No, sorry. "my int $a" means that $a is fast (good) but can't participate
in any of the reindeer games like CALLER, MY, and references (bad).

> In the .NET case, there's no reason not to use I registers for its
> integers.

Urque. So the real Reference PMC type actually doesn't do everything you
want, and there's no point in waiting for it. As for your .Net-specific
pointer PMC, if you're already keeping a contecxt pointer and an index, all
you need in addition is a type enum for [INSP] and you're set. (Or separate
subclasses of the pmc, whichever works better for you.)
--
Chip Salzenberg <ch...@pobox.com>

Jonathan Worthington

unread,
Jan 24, 2006, 6:08:54 PM1/24/06
to Chip Salzenberg, perl6-i...@perl.org
"Chip Salzenberg" <ch...@pobox.com> wrote:
> On Tue, Jan 24, 2006 at 08:49:55PM -0000, Jonathan Worthington wrote:
>> "Chip Salzenberg" <ch...@pobox.com> wrote:
>> >I'd prefer to reuse something in the engine already for those callbacks.
>> >If a lightweight callback mechanism, with parameter, doesn't already
>> >exist, then you could either use a closure for -that- (eh, too
>> >expensive)
>> >or else invent such a mechanism for general use, with yourself as first
>> >customer.
>>
>> There is a mechanism used to do this kinda thing for exit handlers
>> (src/exit.c), but it doesn't look particularly general. I guess leo will
>> know if there is something I've missed - leo, thoughts? I guess such a
>> mechanism probably shouldn't be much work to implement, though, and would
>> certainly be a nice, clean answer.
>
> Words I love to hear. Er, read.
>
;-) It's in my task list, I'll try and get onto it soon.

>> >I imagined that the references would only ever be to -PMC- registers...?
>>
>> I wouldn't have thought so. I thought in Perl 6 the lowercased types
>> like
>> "int" were to go in the I registers.
>
> Yes...
>
>> I think we'd still want to be able to create a reference to them though.
>
> No, sorry. "my int $a" means that $a is fast (good) but can't participate
> in any of the reindeer games like CALLER, MY, and references (bad).
>

Thanks for the clarification.

>> In the .NET case, there's no reason not to use I registers for its
>> integers.
>
> Urque. So the real Reference PMC type actually doesn't do everything you
> want, and there's no point in waiting for it. As for your .Net-specific
> pointer PMC, if you're already keeping a contecxt pointer and an index,
> all
> you need in addition is a type enum for [INSP] and you're set. (Or
> separate
> subclasses of the pmc, whichever works better for you.)

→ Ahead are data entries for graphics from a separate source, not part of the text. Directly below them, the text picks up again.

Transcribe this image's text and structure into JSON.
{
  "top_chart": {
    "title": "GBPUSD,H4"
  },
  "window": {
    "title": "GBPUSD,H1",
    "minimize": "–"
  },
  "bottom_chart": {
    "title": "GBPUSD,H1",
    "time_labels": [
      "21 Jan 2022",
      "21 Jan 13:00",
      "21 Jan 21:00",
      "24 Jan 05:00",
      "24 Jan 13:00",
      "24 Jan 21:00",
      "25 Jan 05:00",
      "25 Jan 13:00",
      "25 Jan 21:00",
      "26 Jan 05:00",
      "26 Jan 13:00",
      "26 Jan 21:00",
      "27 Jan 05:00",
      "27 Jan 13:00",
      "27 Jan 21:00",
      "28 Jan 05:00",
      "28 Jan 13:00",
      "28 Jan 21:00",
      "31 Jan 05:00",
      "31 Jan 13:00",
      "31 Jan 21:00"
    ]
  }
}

Yup, got that spec'd out now and can start hacking on it tomorrow, maybe
even get something working. Thanks for all of your help - very much
appreciated.

Jonathan

Chip Salzenberg

unread,
Jan 25, 2006, 2:58:17 PM1/25/06
to perl6-i...@perl.org
On Tue, Jan 24, 2006 at 09:19:48AM -0800, Larry Wall wrote:
> On Tue, Jan 24, 2006 at 01:04:10PM -0000, Jonathan Worthington wrote:
> : Looking at what Chip said though, it would appear that the much cleaner
> : solution I was hoping to find exists and can be found in lex pad stuff,
> : which I need to go stare at for a bit before replying. :-)
>
> This is tangentially related, but we might need to think about
> something like typed references in any event to enable various forms
> of round-trip language interoperability. That is, we could have
> references that are polymorphic depending on language context,
> so that different behaviors can be emulated depending on which
> facilities are native to the language and which are "borrowed" from
> some other language. Think of something which is simultaneously a
> P5 and a P6 object.

An interesting idea. Should be easy enough to do with existing facilities,
switching behavior at runtime based on <pseudop6> CALLER.sub.hll </pseudop6>.